Burge torture victim claims police harassment after exoneration

Caine was charged as an accessory to double murder in 1986, after he was tortured into confessing by detectives working under former Chicago Police Cmdr. Jon Burge — Burge is currently serving a four-and-a-half year sentence for perjury and obstruction of justice. The former commander is accused of torturing hundreds of criminal suspects in the 1970s, ’80s and ’90s. In July, the Chicago City Council agreed to pay Caine $10 million to settle his police torture lawsuit against the city.

Caine said he first came in contact with River Forest police in the summer of 2012, when he was returning to his apartment on the 1500 block of Bonnie Brae. A squad car pulled up behind him as he turned into the alley. As he walked to his back door, a female officer pulled up and asked, “Do I know you?”

He said the officer asked if he was Eric Caine because she had seen him on TV. “Burge made us all look bad,” she told Caine.

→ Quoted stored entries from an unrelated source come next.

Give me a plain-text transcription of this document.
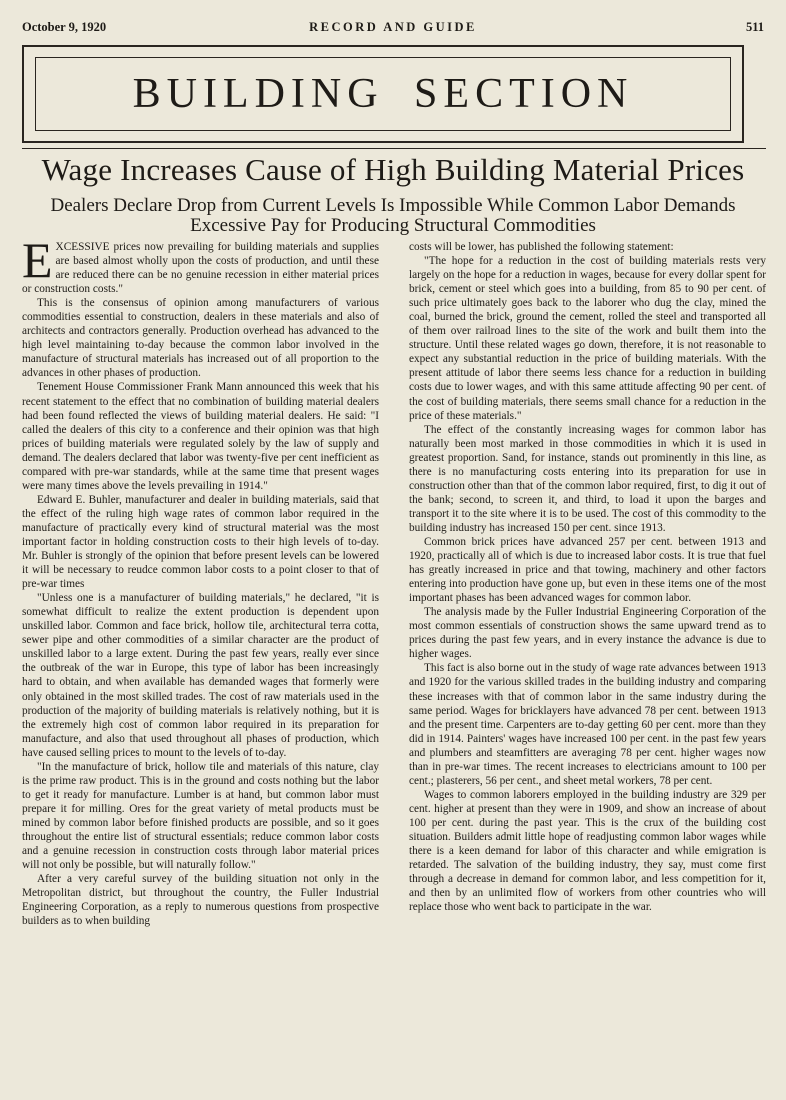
October 9, 1920	RECORD AND GUIDE	511
BUILDING SECTION
Wage Increases Cause of High Building Material Prices
Dealers Declare Drop from Current Levels Is Impossible While Common Labor Demands Excessive Pay for Producing Structural Commodities

EXCESSIVE prices now prevailing for building materials and supplies are based almost wholly upon the costs of production, and until these are reduced there can be no genuine recession in either material prices or construction costs."

This is the consensus of opinion among manufacturers of various commodities essential to construction, dealers in these materials and also of architects and contractors generally. Production overhead has advanced to the high level maintaining to-day because the common labor involved in the manufacture of structural materials has increased out of all proportion to the advances in other phases of production.

Tenement House Commissioner Frank Mann announced this week that his recent statement to the effect that no combination of building material dealers had been found reflected the views of building material dealers. He said: "I called the dealers of this city to a conference and their opinion was that high prices of building materials were regulated solely by the law of supply and demand. The dealers declared that labor was twenty-five per cent inefficient as compared with pre-war standards, while at the same time that present wages were many times above the levels prevailing in 1914."

Edward E. Buhler, manufacturer and dealer in building materials, said that the effect of the ruling high wage rates of common labor required in the manufacture of practically every kind of structural material was the most important factor in holding construction costs to their high levels of to-day. Mr. Buhler is strongly of the opinion that before present levels can be lowered it will be necessary to reudce common labor costs to a point closer to that of pre-war times

"Unless one is a manufacturer of building materials," he declared, "it is somewhat difficult to realize the extent production is dependent upon unskilled labor. Common and face brick, hollow tile, architectural terra cotta, sewer pipe and other commodities of a similar character are the product of unskilled labor to a large extent. During the past few years, really ever since the outbreak of the war in Europe, this type of labor has been increasingly hard to obtain, and when available has demanded wages that formerly were only obtained in the most skilled trades. The cost of raw materials used in the production of the majority of building materials is relatively nothing, but it is the extremely high cost of common labor required in its preparation for manufacture, and also that used throughout all phases of production, which have caused selling prices to mount to the levels of to-day.

"In the manufacture of brick, hollow tile and materials of this nature, clay is the prime raw product. This is in the ground and costs nothing but the labor to get it ready for manufacture. Lumber is at hand, but common labor must prepare it for milling. Ores for the great variety of metal products must be mined by common labor before finished products are possible, and so it goes throughout the entire list of structural essentials; reduce common labor costs and a genuine recession in construction costs through labor material prices will not only be possible, but will naturally follow."

After a very careful survey of the building situation not only in the Metropolitan district, but throughout the country, the Fuller Industrial Engineering Corporation, as a reply to numerous questions from prospective builders as to when building

costs will be lower, has published the following statement:

"The hope for a reduction in the cost of building materials rests very largely on the hope for a reduction in wages, because for every dollar spent for brick, cement or steel which goes into a building, from 85 to 90 per cent. of such price ultimately goes back to the laborer who dug the clay, mined the coal, burned the brick, ground the cement, rolled the steel and transported all of them over railroad lines to the site of the work and built them into the structure. Until these related wages go down, therefore, it is not reasonable to expect any substantial reduction in the price of building materials. With the present attitude of labor there seems less chance for a reduction in building costs due to lower wages, and with this same attitude affecting 90 per cent. of the cost of building materials, there seems small chance for a reduction in the price of these materials."

The effect of the constantly increasing wages for common labor has naturally been most marked in those commodities in which it is used in greatest proportion. Sand, for instance, stands out prominently in this line, as there is no manufacturing costs entering into its preparation for use in construction other than that of the common labor required, first, to dig it out of the bank; second, to screen it, and third, to load it upon the barges and transport it to the site where it is to be used. The cost of this commodity to the building industry has increased 150 per cent. since 1913.

Common brick prices have advanced 257 per cent. between 1913 and 1920, practically all of which is due to increased labor costs. It is true that fuel has greatly increased in price and that towing, machinery and other factors entering into production have gone up, but even in these items one of the most important phases has been advanced wages for common labor.

The analysis made by the Fuller Industrial Engineering Corporation of the most common essentials of construction shows the same upward trend as to prices during the past few years, and in every instance the advance is due to higher wages.

This fact is also borne out in the study of wage rate advances between 1913 and 1920 for the various skilled trades in the building industry and comparing these increases with that of common labor in the same industry during the same period. Wages for bricklayers have advanced 78 per cent. between 1913 and the present time. Carpenters are to-day getting 60 per cent. more than they did in 1914. Painters' wages have increased 100 per cent. in the past few years and plumbers and steamfitters are averaging 78 per cent. higher wages now than in pre-war times. The recent increases to electricians amount to 100 per cent.; plasterers, 56 per cent., and sheet metal workers, 78 per cent.

Wages to common laborers employed in the building industry are 329 per cent. higher at present than they were in 1909, and show an increase of about 100 per cent. during the past year. This is the crux of the building cost situation. Builders admit little hope of readjusting common labor wages while there is a keen demand for labor of this character and while emigration is retarded. The salvation of the building industry, they say, must come first through a decrease in demand for common labor, and less competition for it, and then by an unlimited flow of workers from other countries who will replace those who went back to participate in the war.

Caine said his trouble in River Forest began in early March, when he was returning home from court. As he turned down an alley to his apartment, he said he was boxed in by a black, unmarked police truck and a River Forest police squad car.

Laird emerged from the truck saying, “Eric Caine, you’re under arrest for driving on a suspended license,” according to Caine, who presented Laird with a restricted driving permit he received from the Illinois Secretary of State. Laird reviewed the permit and left without making an arrest, but Caine said the episode left him with flashbacks of his quarter-century behind bars.

“I was so shook up. After they left, all I did was sit in the car for about 20 minutes. I was crying,” he said. “It was bad. It was real, real bad. I was so, so scared.”